Perhaps the most infamous LOX-hydrocarbon fuel mixture was LOX and liquid methane (which are perfectly miscible), discussed in Clarke's Ignition -- it was supposed to act as a monopropellant as you are describing, but was allegedly (though disputedly) so touchy it could be detonated with a bright light.
At least one of the Bell X-1 rocket planes was destroyed when LOX in contact with a oil-impregnated leather gasket detonated due to vibration. A bulk mixture of LOX and kerosene fuel is far worse -- it surely could not survive passing through a turbopump, and there would be little to stop the detonation in the combustion chamber racing up through the fuel lines and setting off the whole tank. (Detonation arrestors exist, but they don't save your engine and fuel lines from being rapidly disassembled, nor do they protect your tanks from shrapnel, as Clarke learned).
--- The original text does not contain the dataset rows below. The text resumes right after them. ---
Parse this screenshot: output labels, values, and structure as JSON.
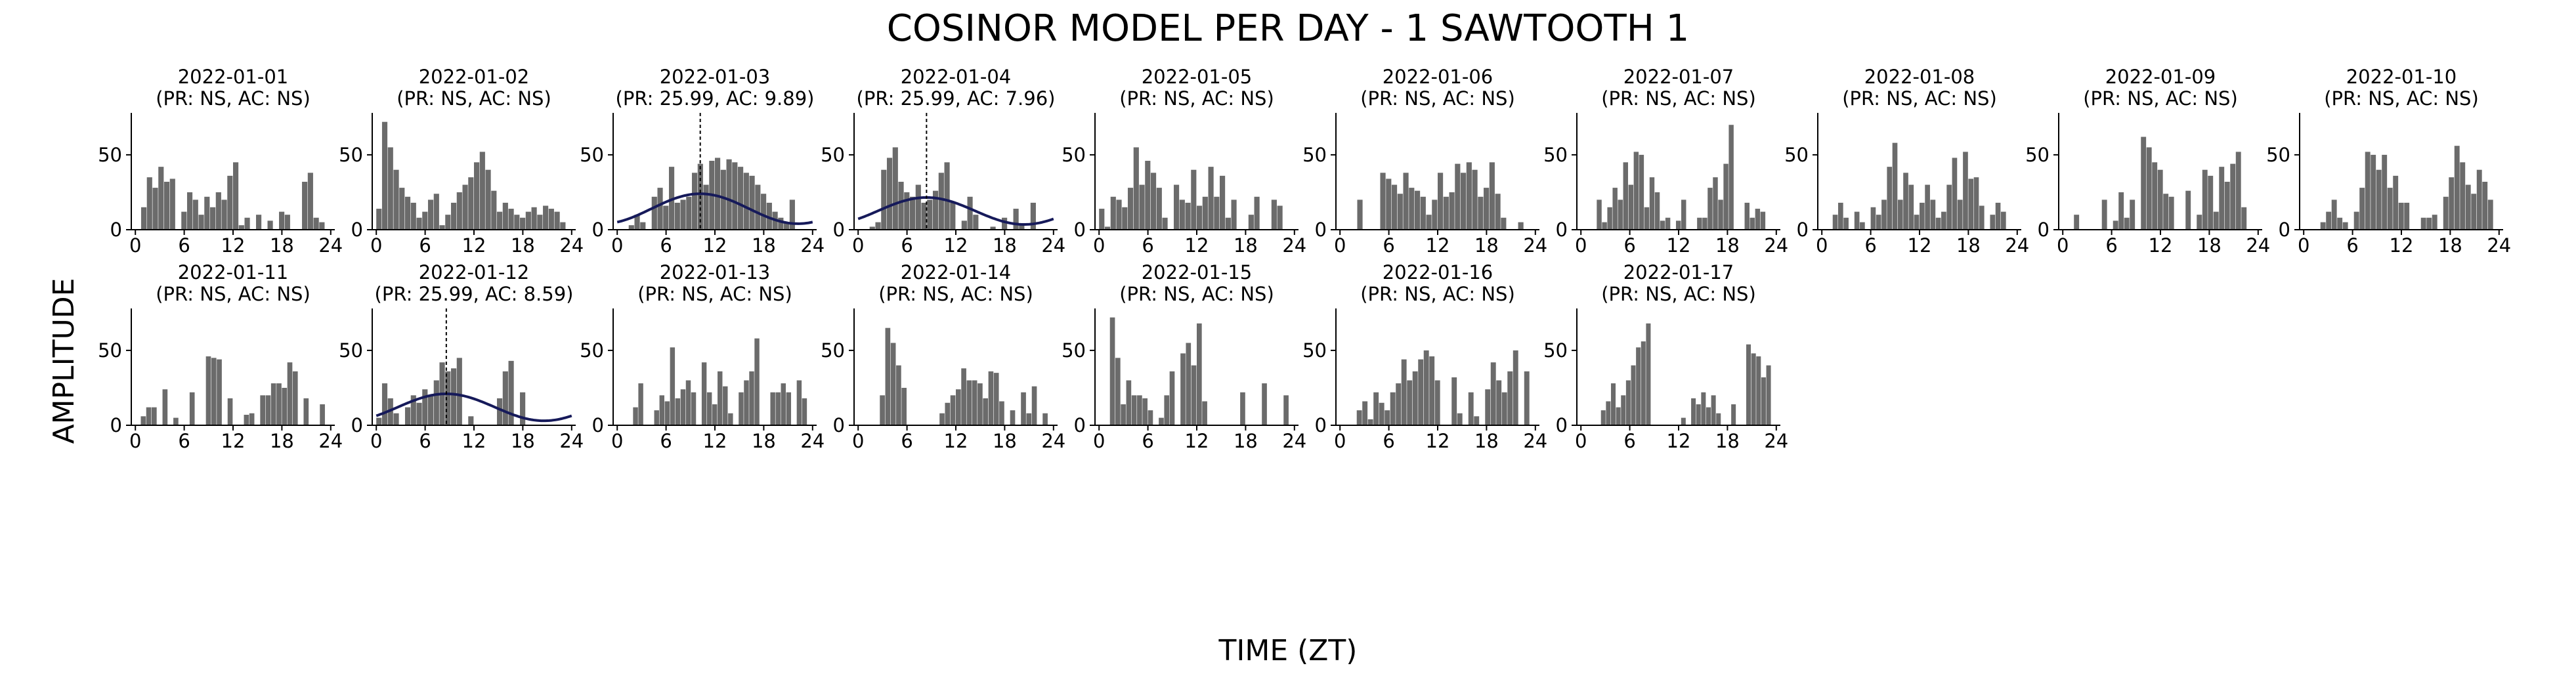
{
  "figure": {
    "title": "COSINOR MODEL PER DAY - 1 SAWTOOTH 1",
    "xlabel": "TIME (ZT)",
    "ylabel": "AMPLITUDE",
    "colors": {
      "bars": "#6b6b6b",
      "fit": "#161a5a",
      "phase_line": "#000000"
    }
  },
  "chart_data": {
    "type": "bar",
    "layout": "small multiples, 2 rows",
    "x_ticks": [
      0,
      6,
      12,
      18,
      24
    ],
    "y_ticks": [
      0,
      50
    ],
    "xlim": [
      -0.5,
      24.5
    ],
    "ylim": [
      0,
      78
    ],
    "panels": [
      {
        "title": "2022-01-01",
        "subtitle": "(PR: NS, AC: NS)",
        "fit": null,
        "values": [
          0,
          15,
          35,
          28,
          42,
          32,
          34,
          0,
          12,
          25,
          20,
          10,
          22,
          15,
          25,
          20,
          36,
          45,
          3,
          8,
          0,
          10,
          0,
          6,
          0,
          12,
          10,
          0,
          0,
          32,
          38,
          8,
          5,
          0
        ]
      },
      {
        "title": "2022-01-02",
        "subtitle": "(PR: NS, AC: NS)",
        "fit": null,
        "values": [
          14,
          72,
          55,
          40,
          28,
          22,
          18,
          8,
          12,
          20,
          24,
          3,
          10,
          18,
          25,
          30,
          35,
          45,
          52,
          40,
          26,
          12,
          18,
          14,
          10,
          8,
          12,
          15,
          10,
          16,
          14,
          12,
          5,
          0
        ]
      },
      {
        "title": "2022-01-03",
        "subtitle": "(PR: 25.99, AC: 9.89)",
        "fit": {
          "mesor": 14,
          "amplitude": 10,
          "acrophase": 10.2
        },
        "values": [
          0,
          0,
          3,
          10,
          5,
          0,
          22,
          28,
          16,
          42,
          18,
          20,
          22,
          38,
          44,
          30,
          46,
          48,
          40,
          47,
          45,
          42,
          38,
          36,
          30,
          24,
          18,
          12,
          8,
          5,
          20,
          0,
          0,
          0
        ]
      },
      {
        "title": "2022-01-04",
        "subtitle": "(PR: 25.99, AC: 7.96)",
        "fit": {
          "mesor": 12.5,
          "amplitude": 9,
          "acrophase": 8.4
        },
        "values": [
          0,
          0,
          2,
          5,
          40,
          48,
          55,
          32,
          25,
          22,
          30,
          18,
          20,
          26,
          38,
          45,
          18,
          0,
          6,
          22,
          10,
          0,
          0,
          2,
          0,
          8,
          0,
          14,
          3,
          0,
          18,
          0,
          0,
          0
        ]
      },
      {
        "title": "2022-01-05",
        "subtitle": "(PR: NS, AC: NS)",
        "fit": null,
        "values": [
          14,
          2,
          22,
          20,
          15,
          28,
          55,
          30,
          46,
          38,
          28,
          8,
          0,
          30,
          20,
          18,
          40,
          16,
          22,
          42,
          22,
          36,
          8,
          20,
          0,
          0,
          10,
          22,
          0,
          0,
          20,
          16,
          0,
          0
        ]
      },
      {
        "title": "2022-01-06",
        "subtitle": "(PR: NS, AC: NS)",
        "fit": null,
        "values": [
          0,
          0,
          0,
          20,
          0,
          0,
          0,
          38,
          34,
          30,
          24,
          38,
          28,
          26,
          22,
          10,
          20,
          38,
          22,
          25,
          44,
          38,
          45,
          40,
          22,
          28,
          45,
          24,
          8,
          0,
          0,
          5,
          0,
          0
        ]
      },
      {
        "title": "2022-01-07",
        "subtitle": "(PR: NS, AC: NS)",
        "fit": null,
        "values": [
          0,
          0,
          0,
          20,
          5,
          15,
          28,
          20,
          45,
          30,
          52,
          50,
          15,
          35,
          25,
          6,
          8,
          0,
          6,
          20,
          0,
          0,
          8,
          8,
          28,
          35,
          20,
          44,
          70,
          0,
          0,
          18,
          8,
          14,
          12,
          0,
          0
        ]
      },
      {
        "title": "2022-01-08",
        "subtitle": "(PR: NS, AC: NS)",
        "fit": null,
        "values": [
          0,
          0,
          10,
          18,
          8,
          0,
          12,
          5,
          0,
          15,
          10,
          20,
          42,
          58,
          20,
          38,
          30,
          10,
          18,
          30,
          20,
          8,
          12,
          30,
          48,
          20,
          52,
          34,
          35,
          16,
          0,
          10,
          18,
          12,
          0,
          0
        ]
      },
      {
        "title": "2022-01-09",
        "subtitle": "(PR: NS, AC: NS)",
        "fit": null,
        "values": [
          0,
          0,
          10,
          0,
          0,
          0,
          0,
          20,
          0,
          6,
          25,
          8,
          20,
          0,
          62,
          55,
          45,
          40,
          24,
          22,
          0,
          0,
          26,
          0,
          10,
          40,
          36,
          12,
          42,
          32,
          44,
          52,
          15,
          0,
          0
        ]
      },
      {
        "title": "2022-01-10",
        "subtitle": "(PR: NS, AC: NS)",
        "fit": null,
        "values": [
          0,
          0,
          0,
          5,
          12,
          20,
          8,
          5,
          0,
          12,
          28,
          52,
          50,
          40,
          50,
          28,
          36,
          18,
          18,
          0,
          0,
          8,
          8,
          10,
          0,
          22,
          35,
          56,
          45,
          30,
          24,
          40,
          32,
          20,
          0
        ]
      },
      {
        "title": "2022-01-11",
        "subtitle": "(PR: NS, AC: NS)",
        "fit": null,
        "values": [
          0,
          6,
          12,
          12,
          0,
          24,
          0,
          5,
          0,
          0,
          22,
          0,
          0,
          46,
          45,
          44,
          0,
          18,
          0,
          0,
          7,
          8,
          0,
          20,
          20,
          28,
          28,
          25,
          42,
          36,
          0,
          18,
          0,
          0,
          14,
          0
        ]
      },
      {
        "title": "2022-01-12",
        "subtitle": "(PR: 25.99, AC: 8.59)",
        "fit": {
          "mesor": 12,
          "amplitude": 9,
          "acrophase": 8.6
        },
        "values": [
          5,
          28,
          18,
          8,
          0,
          12,
          20,
          15,
          24,
          20,
          30,
          42,
          36,
          38,
          45,
          0,
          6,
          0,
          0,
          0,
          0,
          18,
          36,
          43,
          0,
          22,
          0,
          0,
          0,
          0,
          0,
          0,
          0,
          0
        ]
      },
      {
        "title": "2022-01-13",
        "subtitle": "(PR: NS, AC: NS)",
        "fit": null,
        "values": [
          0,
          0,
          0,
          12,
          28,
          0,
          0,
          10,
          20,
          16,
          52,
          18,
          24,
          30,
          22,
          0,
          42,
          22,
          14,
          36,
          26,
          8,
          0,
          22,
          30,
          36,
          58,
          0,
          0,
          22,
          22,
          28,
          22,
          0,
          30,
          18,
          0
        ]
      },
      {
        "title": "2022-01-14",
        "subtitle": "(PR: NS, AC: NS)",
        "fit": null,
        "values": [
          0,
          0,
          0,
          0,
          20,
          65,
          55,
          40,
          25,
          0,
          0,
          0,
          0,
          0,
          0,
          8,
          15,
          20,
          24,
          38,
          30,
          30,
          28,
          18,
          36,
          35,
          16,
          0,
          10,
          0,
          22,
          8,
          26,
          0,
          8,
          0
        ]
      },
      {
        "title": "2022-01-15",
        "subtitle": "(PR: NS, AC: NS)",
        "fit": null,
        "values": [
          0,
          0,
          72,
          45,
          14,
          30,
          20,
          20,
          18,
          10,
          0,
          5,
          20,
          36,
          0,
          48,
          55,
          40,
          68,
          16,
          0,
          0,
          0,
          0,
          0,
          0,
          22,
          0,
          0,
          0,
          28,
          0,
          0,
          0,
          20,
          0
        ]
      },
      {
        "title": "2022-01-16",
        "subtitle": "(PR: NS, AC: NS)",
        "fit": null,
        "values": [
          0,
          0,
          0,
          10,
          16,
          4,
          22,
          15,
          10,
          22,
          28,
          44,
          30,
          36,
          44,
          50,
          46,
          30,
          0,
          0,
          32,
          8,
          0,
          22,
          6,
          0,
          24,
          42,
          30,
          22,
          36,
          50,
          0,
          36,
          0
        ]
      },
      {
        "title": "2022-01-17",
        "subtitle": "(PR: NS, AC: NS)",
        "fit": null,
        "values": [
          0,
          0,
          0,
          0,
          10,
          16,
          28,
          12,
          20,
          30,
          40,
          52,
          56,
          68,
          0,
          0,
          0,
          0,
          0,
          0,
          5,
          0,
          18,
          14,
          22,
          12,
          20,
          8,
          0,
          0,
          14,
          0,
          0,
          54,
          48,
          46,
          32,
          40,
          0
        ]
      }
    ]
  }
}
Additionally, RP-1 is going to freeze at LOX temperature. The interaction of small particles of hydrocarbon probably won't help matters.
to put it in 3 words "it will explode." you see fuel burns with oxidiser and mixing the two in the same storage will well let me make it in steps:
you ignite the engine... the flame flows into the tank... that burns too... in a closed space... rapidly... which causes the tank to burst... and then you have no more rocket. ):
The history of rocket fuel development has been dominated by getting them to work at the range of temperatures we want. For instance finding a fuel that is liquid enough to work in the Arctic, and not so volatile that it can't be stored at reasonable pressure in the desert.
Unfortunately, kerosene freezes well above the boiling point of oxygen. It might be possible to turn it into a slush in oxygen, with development, and admixtures to stabilise it. After all, various powdered metals, boron, aluminium, beryllium (nasty exhaust!), have been added to fuels to increase the heat of burning, with various gels and black-magic to keep the mixture liquid. However, the history of monopropellants has been very much what you'd expect from trying to store what is basically a liquid bomb.
Read Ignition for one man's on-the-spot story of the development of rocket propellants.